Proposed railway line in New Zealand

The Canterbury Interior Main Line was a proposed railway line that would have linked many of the branch lines in the Canterbury region of New Zealand's South Island. Although it was never built in full, its most northerly portion was constructed.

== The proposal ==

The proposal was created and developed in the 1870s and 1880s as branch lines began to fan out from the then under-construction Main North Line and Main South Line (which together form the South Island Main Trunk Railway). These lines ran from coastal centres inland and were intended to provide better communication and transport for young, fledgling communities and to open up parts of Canterbury for greater, more intensive economic activity – mainly agriculture. The Canterbury Interior Main Line proposal intended to link these branch lines together. It was to leave the Main North Line in Rangiora, head inland to Oxford and Sheffield and then link a number of branch lines at or near their termini before returning to the coast and joining the Main South Line in Temuka, just north of Timaru.
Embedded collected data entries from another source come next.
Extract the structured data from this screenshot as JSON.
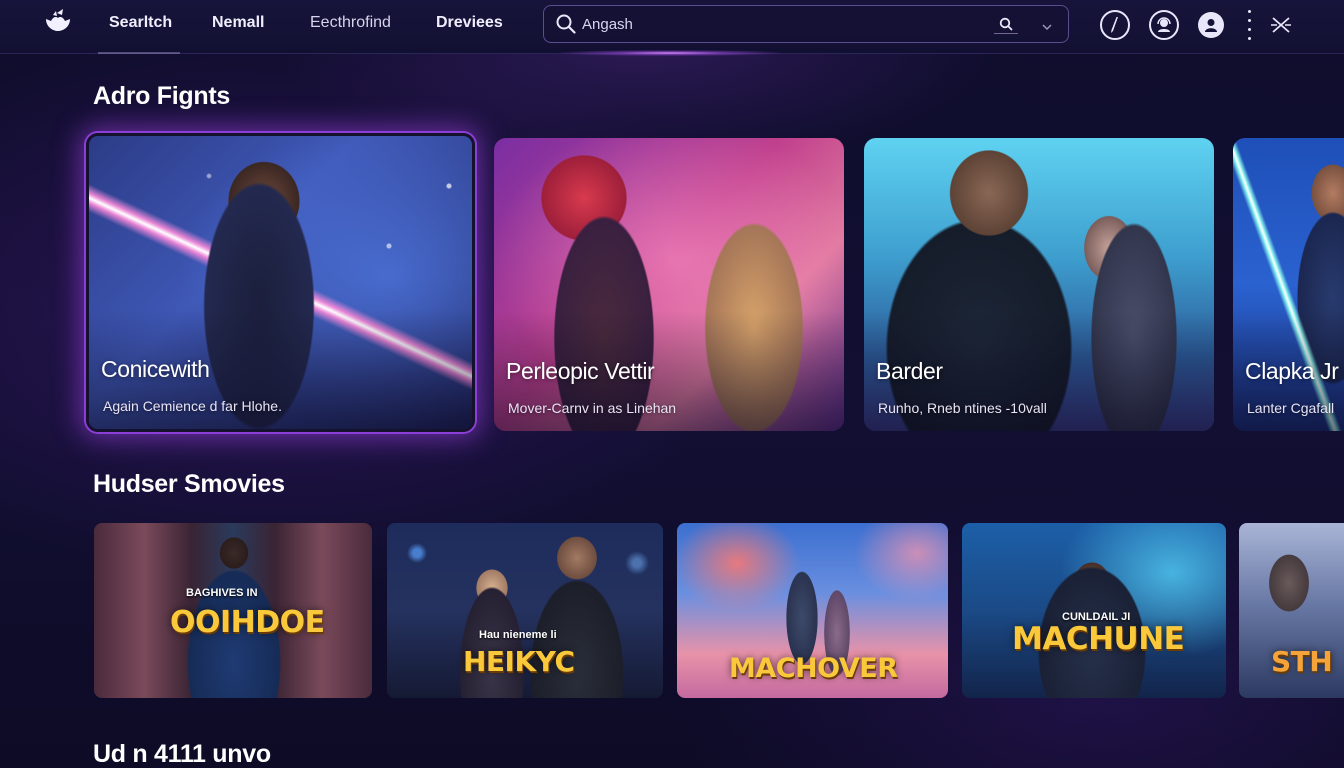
{
  "nav": {
    "items": [
      {
        "label": "Searltch"
      },
      {
        "label": "Nemall"
      },
      {
        "label": "Eecthrofind"
      },
      {
        "label": "Dreviees"
      }
    ]
  },
  "search": {
    "value": "Angash",
    "placeholder": "Angash"
  },
  "sections": {
    "featured": {
      "title": "Adro Fignts",
      "cards": [
        {
          "title": "Conicewith",
          "subtitle": "Again Cemience d far Hlohe.",
          "active": true
        },
        {
          "title": "Perleopic Vettir",
          "subtitle": "Mover-Carnv in as Linehan"
        },
        {
          "title": "Barder",
          "subtitle": "Runho, Rneb ntines -10vall"
        },
        {
          "title": "Clapka Jr",
          "subtitle": "Lanter Cgafall"
        }
      ]
    },
    "movies": {
      "title": "Hudser Smovies",
      "posters": [
        {
          "kicker": "BAGHIVES IN",
          "title": "OOIHDOE"
        },
        {
          "kicker": "Hau nieneme li",
          "title": "HEIKYC"
        },
        {
          "kicker": "",
          "title": "MACHOVER"
        },
        {
          "kicker": "CUNLDAIL JI",
          "title": "MACHUNE"
        },
        {
          "kicker": "",
          "title": "STH"
        }
      ]
    },
    "next": {
      "title": "Ud n 4111 unvo"
    }
  },
  "icons": {
    "logo": "logo-icon",
    "search": "search-icon",
    "chevron": "chevron-down-icon",
    "top_right": [
      "edit-icon",
      "headset-icon",
      "profile-icon",
      "more-icon",
      "close-icon"
    ]
  },
  "colors": {
    "background": "#0f0d2c",
    "accent_glow": "#a94ff0",
    "poster_title": "#f9c93b"
  }
}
The lines linked would have been:

- Oxford Branch – the route inland from Rangiora
- Eyreton Branch – it was connected to the Oxford Branch
- Midland Line – then known as the Malvern Branch, it terminated in Malvern (now known as Sheffield)
- Whitecliffs Branch – to meet it in Homebush
- Methven Branch
- Mount Somers Branch

== The constructed portion ==

On 21 June 1875, the Oxford Branch was completed to Oxford, and construction soon began on a link across the Waimakariri Gorge to Sheffield. A Royal Commission of New Zealand's railways in 1880 recommended the early completion of this link to Sheffield, and despite the Long Depression, it was finished and opened on 28 July 1884. This was seen as the first portion of the Canterbury Interior Main Line, and although the 1880 Royal Commission disapproved of the proposal, it remained on the table for a number of years. However, increasing usage of road transport in the early 20th century began to impact the number of passengers and freight carried by rail and the economic viability of any interior main line sharply declined and the proposal disappeared. By 1930, it was clearly accepted that the proposal would never come to fruition, as evidenced by the closure of the Oxford to Sheffield link on 14 July 1930. The rest of the Oxford Branch closed on 19 April 1959.